Choosing Fish for Your Aquaponic System

Choosing Fish for Your Aquaponic System
When choosing fish for an aquaponic system it helps to look at the environment the system will operate in as well as what infrastructure (greenhouse, house, garage) will compensate for temperature fluctuations. Check out Tricia's video on Aquaponics where she tours an aquaponic system producing food in the middle of a cold winter! First and foremost the environment is going to dictate, to a large degree, the kinds of fish you are able to raise. Infrastructure, such as a greenhouse, will allow you to stretch your natural environment to some extent. Figure out what kind of water temperatures your aquaponics system will provide and match it to the types of fish that enjoy that environment. No sense in trying to grow trout in Arizona unless you are capable of providing for their needs.

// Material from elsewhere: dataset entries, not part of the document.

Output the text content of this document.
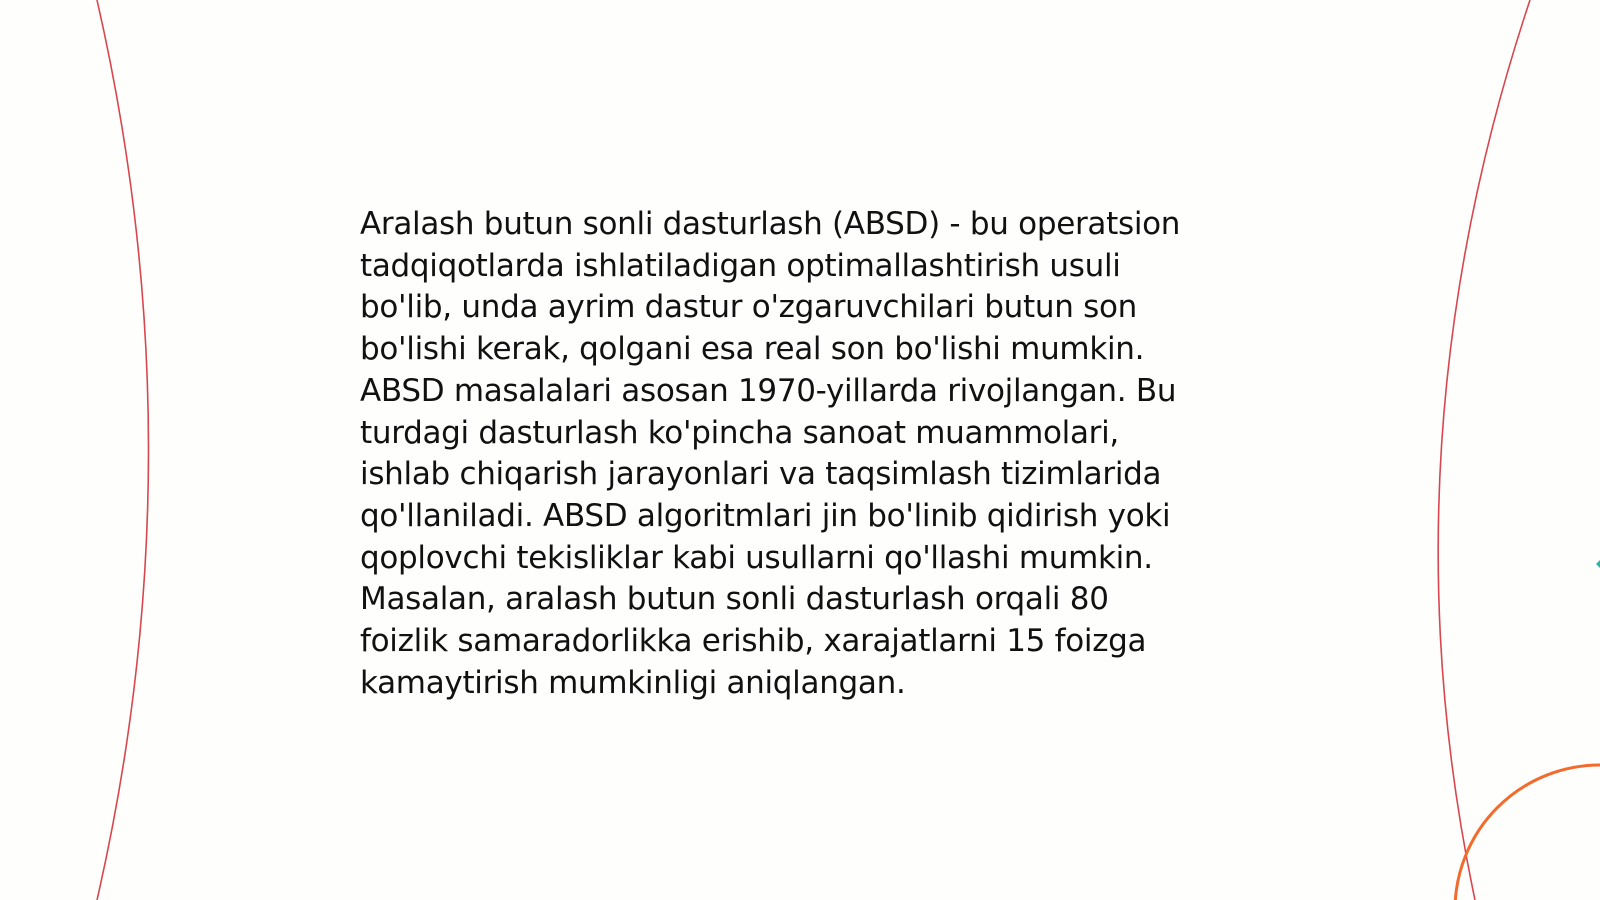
Aralash butun sonli dasturlash (ABSD) - bu operatsion
tadqiqotlarda ishlatiladigan optimallashtirish usuli
bo'lib, unda ayrim dastur o'zgaruvchilari butun son
bo'lishi kerak, qolgani esa real son bo'lishi mumkin.
ABSD masalalari asosan 1970-yillarda rivojlangan. Bu
turdagi dasturlash ko'pincha sanoat muammolari,
ishlab chiqarish jarayonlari va taqsimlash tizimlarida
qo'llaniladi. ABSD algoritmlari jin bo'linib qidirish yoki
qoplovchi tekisliklar kabi usullarni qo'llashi mumkin.
Masalan, aralash butun sonli dasturlash orqali 80
foizlik samaradorlikka erishib, xarajatlarni 15 foizga
kamaytirish mumkinligi aniqlangan.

Some key things to look for when selecting fish for an aquaponic system:

1. Capable of surviving within your temperature range for your location. 2. What is legal to keep in your area. 3. What is available to you. With these three things in mind here is a list of common fish used in aquaponic systems and their specific qualities:
1. Tilapia - Commonly used in aquaponics - Warm water fish (74-78°F) - Tolerates pH shifts, temperature changes, high levels of ammonia and low dissolved oxygen levels. - Omnivorous - eats pellet fish food, duckweed and veggies - Grows to harvest size in about 6-9 months in ideal conditions.
2. Yellow Perch - Good for re-circulating systems (aquaculture) - Cool water fish (68-74°F) - Tolerates lower dissolved oxygen levels and adjusts to pH changes. - Eats pellet fish food and veggies. - Grows to harvest size in about 9 months.
3. Trout - More challenging to raise - Cold water fish (64-68°F) - Can be carnivorous and will eat smaller fish. - Sensitive to pH changes and water quality - Requires high levels of dissolved oxygen. - Eats pellet fish food. - Grows to harvest size in 12-16 months.
4. Bass, Bluegill, Catfish - Often raised in ponds and in re-circulating systems - Warm water fish (80°F) - More sensitive to temperature, pH changes and water quality. - Eats pellet fish food, bottom feeders - Grows to harvest size in: Bass 15-18 months, Bluegill 12-16 months, Catfish 5-10 months
5. Koi, Goldfish, Carp - Great for an aquaponic system in which you plan to not eat the fish - Cool water fish (65-75°F) - Omnivorous - eats pellet food or flake and bugs

Fish Maintenance:

- Feed fish 2 - 3 times a day but don't overfeed. This can be achieved by only feeding fish what they can eat in 5-10 minutes. Utilize a high quality organic pelleted fish food to ensure that the fish are receiving a well rounded diet, this will help prevent the fish from becoming sick or stressed. A healthy fish is the first line of defense to maintaining an aquaponic system. - It's best to observe fish during feeding and notice their nature. They won't eat if they are too cold, too hot or stressed. Monitor the the water quality and temperature to ensure that the fish are in the optimal conditions. Test water quality every other day for the first month, then about once a week or as needed. - A water heater will ensure that the fish are kept at the optimal growing temperature which will greatly influence the health and well being of the fish as well as influence their growth rate.

Fish Stocking Density:

- .25 pounds of fish per gallon (conservative) to .5 pounds of fish per gallon (moderate) - Essential to know what the harvest size of the fish will be to determine initial stocking density - What size tank will be utilized Example: Take for instance that fish harvest size will be 1.0 pounds and we have a 100 gallon tank. Tank size = 100 gallons Harvest size = 1.0 pounds First we take our 100 gallon tank and multiply by our conservative stocking density of .25 pounds for a total of 25 pounds. Total number of fish is then 25 pounds divide this by our harvest size which is 1.0 pounds for a total of 25 fish. Startup fish at 20% of total capacity (25 fish x 20%) = 5 fish. So for a 100 gallon tank 5 fish would be what to start with. Although the math may seem concrete this does not always transfer over to a living system. Always monitor the fish and get to know their habits. Selecting fish for an aquaponic system should be based on the habitat that you can provide for them, the fish that are available to you and as always don't forget to be sure to check local regulations regarding species of fish allowed.